J’ai pris l’habitude de prendre des médicaments pour jouer aux Big Jims. A un Noël, j’ai eu une maison Barbie. Une maison complète. Big Jim esclave était ligoté, dans la salle de bain, à quatre pattes. Son visage était enfoncé dans la cuvette des toilettes. Les invités se succédaient et le sodomisaient. Big Jim devait remercier, à chaque fois. Quelquefois, il vomissait. D’autres fois, les invités pissaient ou chiaient. Il avait interdiction de bouger la tête, ou de tirer la chasse. Quand il avait faim, il mangeait la merde ou le vomi.
A la fin, je consommais énormément de cachets. Dès que ma mère s’endormait je prenais de tout et j’allais au lit. Je faisais des rêves éveillés d’une grande précision. Tous ceux de mon école mourraient, l’école devenait un charnier. Je violais leurs cadavres. J’arrivais à sentir leurs odeurs. Je dormais et le matin, dès quatre heures, quand je me levais, j’en prenais encore et parfois un peu d’alcool pour faire glisser, et j’allais jouer aux Big Jims, ou avec mes couteaux. C’était bien.
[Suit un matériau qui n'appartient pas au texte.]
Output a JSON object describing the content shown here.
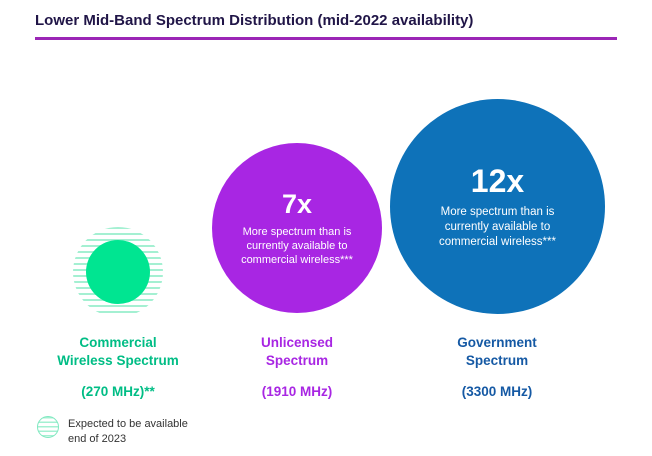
{
  "title": "Lower Mid-Band Spectrum Distribution (mid-2022 availability)",
  "title_color": "#201547",
  "accent_rule_color": "#9B26B6",
  "bubbles": [
    {
      "id": "commercial",
      "multiplier": "",
      "desc": "",
      "label_line1": "Commercial",
      "label_line2": "Wireless Spectrum",
      "sublabel": "(270 MHz)**",
      "color": "#00E591",
      "label_color": "#00BD85"
    },
    {
      "id": "unlicensed",
      "multiplier": "7x",
      "desc": "More spectrum than is currently available to commercial wireless***",
      "label_line1": "Unlicensed",
      "label_line2": "Spectrum",
      "sublabel": "(1910 MHz)",
      "color": "#A826E3",
      "label_color": "#A826E3"
    },
    {
      "id": "government",
      "multiplier": "12x",
      "desc": "More spectrum than is currently available to commercial wireless***",
      "label_line1": "Government",
      "label_line2": "Spectrum",
      "sublabel": "(3300 MHz)",
      "color": "#0E72B9",
      "label_color": "#1559A4"
    }
  ],
  "legend": {
    "line1": "Expected to be available",
    "line2": "end of 2023",
    "icon": "hatched-circle"
  },
  "chart_data": {
    "type": "bubble",
    "title": "Lower Mid-Band Spectrum Distribution (mid-2022 availability)",
    "categories": [
      "Commercial Wireless Spectrum",
      "Unlicensed Spectrum",
      "Government Spectrum"
    ],
    "values_mhz": [
      270,
      1910,
      3300
    ],
    "relative_size_vs_commercial": [
      1,
      7,
      12
    ],
    "category_sublabels": [
      "(270 MHz)**",
      "(1910 MHz)",
      "(3300 MHz)"
    ],
    "bubble_annotations": [
      "",
      "7x More spectrum than is currently available to commercial wireless***",
      "12x More spectrum than is currently available to commercial wireless***"
    ],
    "legend_entries": [
      "Expected to be available end of 2023"
    ],
    "colors": [
      "#00E591",
      "#A826E3",
      "#0E72B9"
    ],
    "legend_position": "bottom-left"
  }
}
Ma mère ne se rendait compte de rien. Elle en prenait tellement, elle aussi, qu’elle ne remarquait pas qu’il en manquait. Elle en rachetait, simplement. Constamment. Je crois que je serai devenu accroc, si je n’avais pas mis un terme à tout ça, le jour de ma renaissance. Une envie de pureté.
21 : 13
La nuit, il n’y avait pas que les Big Jims. Je ne jouais pas toutes les nuits. Parfois, je me promenais juste dans la maison. Je me postais à la fenêtre, je regardais dehors. Le noir, à la campagne. C’est quelque chose. Les étoiles. Ou bien j’allais voir ma mère dormir. Je la regardais. Je sentais son haleine lourde. Je flairais ses pieds, et son sexe, enveloppés des collants qu’elle ne pensait pas toujours à quitter. Quelquefois, j’avais un couteau à la main. Je restais longtemps comme ça, avec à la main le couteau pris à la cuisine, à méditer sur sa vulnérabilité. Sur le fait que, si je le voulais, en cinq secondes tout serait terminé. Elle se viderait de tout son sang, par sa gorge ouverte, en quelques instants. Elle aurait tout juste assez de temps de comprendre ce qui lui arrive, mais pas assez pour se demander pourquoi je fais une chose pareille. Et elle serait morte. Mais je ne le faisais pas. Je ne voulais pas qu’elle meure. A chaque fois qu’elle se suicidait, ça me rendait fou de chagrin. Je baisais avec elle presque tous les soirs, pour qu’elle ne meure pas. Je ne voulais pas la tuer. Je ne voulais pas qu’elle meure. Pourtant il aurait suffit d’un seul geste. C’était facile. Elle aurait ouvert les yeux. Ils seraient devenus vitreux.
Je marchais dans la maison, dans toutes les pièces, mon couteau à la main. Je me sentais bien, puissant, maître de la situation. Personne ne me voyait, personne n’était conscient de ce que je faisais. Je tournais dans le séjour. Je marchais à pas lents, dans le noir, le couteau pointé devant moi. Je fixais chaque meuble, chaque ombre. J’allais sur le pas de la porte. Parfois, je l’ouvrais pour flairer la nuit. J’imaginais un rôdeur. Je me masturbais à la salle de bain, dans le noir, devant le miroir, le couteau dans mon autre main. Mais ce que je préférais, c’était regarder ma mère dormir.